Malgré trois matchs nuls et une lettre plaidant pour l'honneur, l'Iran quitte la Coupe du monde après un nul dramatique entre l'Autriche et l'Algérie, dans un climat de tensions géopolitiques.
L’élimination de l’Iran en phase de groupes du Mondial 2026, scellée par le match nul 3-3 entre l’Autriche et l’Algérie, a brutalement mis fin aux espoirs de la « Team Melli ». Alors qu’une victoire de l’une ou l’autre équipe aurait suffi à qualifier les Iraniens parmi les huit meilleurs troisièmes, le but égalisateur autrichien à la 96e minute a renvoyé Téhéran à la maison, invaincue mais insuffisante.

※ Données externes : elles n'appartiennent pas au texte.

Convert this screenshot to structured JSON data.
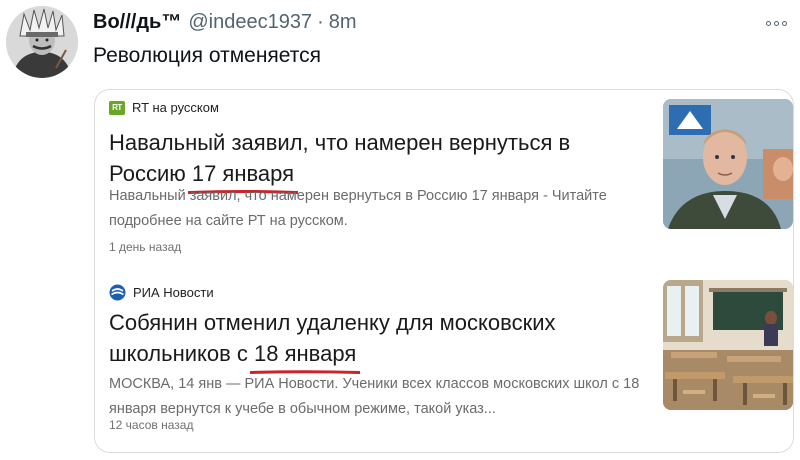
{
  "tweet": {
    "author_name": "Во///дь™",
    "author_handle": "@indeec1937",
    "separator": "·",
    "time": "8m",
    "text": "Революция отменяется"
  },
  "results": [
    {
      "source_icon": "rt-logo-icon",
      "source_icon_text": "RT",
      "source": "RT на русском",
      "headline_before": "Навальный заявил, что намерен вернуться в Россию ",
      "headline_date": "17 января",
      "headline_after": "",
      "snippet": "Навальный заявил, что намерен вернуться в Россию 17 января - Читайте подробнее на сайте РТ на русском.",
      "ago": "1 день назад",
      "thumbnail": "portrait-photo"
    },
    {
      "source_icon": "ria-logo-icon",
      "source": "РИА Новости",
      "headline_before": "Собянин отменил удаленку для московских школьников с ",
      "headline_date": "18 января",
      "headline_after": "",
      "snippet": "МОСКВА, 14 янв — РИА Новости. Ученики всех классов московских школ с 18 января вернутся к учебе в обычном режиме, такой указ...",
      "ago": "12 часов назад",
      "thumbnail": "classroom-photo"
    }
  ],
  "colors": {
    "underline": "#d0202a",
    "rt_green": "#6aa629",
    "ria_blue": "#1b5fb3",
    "text_secondary": "#536471"
  }
}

La désillusion fut d’autant plus cruelle que l’Iran avait cru décrocher son billet lors de son dernier match contre l’Égypte. Un but de la victoire à la 93e minute, annulé pour un hors-jeu millimétré après intervention de la VAR, puis une tête sur la barre transversale dans les ultimes secondes, ont précédé l’attente fébrile des autres résultats. Lorsque Riyad Mahrez a redonné l’avantage à l’Algérie (3-2) dans le temps additionnel, les Iraniens ont entrevu la qualification ; deux minutes plus tard, la tête de Sasa Kalajdzic réduisait ce rêve à néant.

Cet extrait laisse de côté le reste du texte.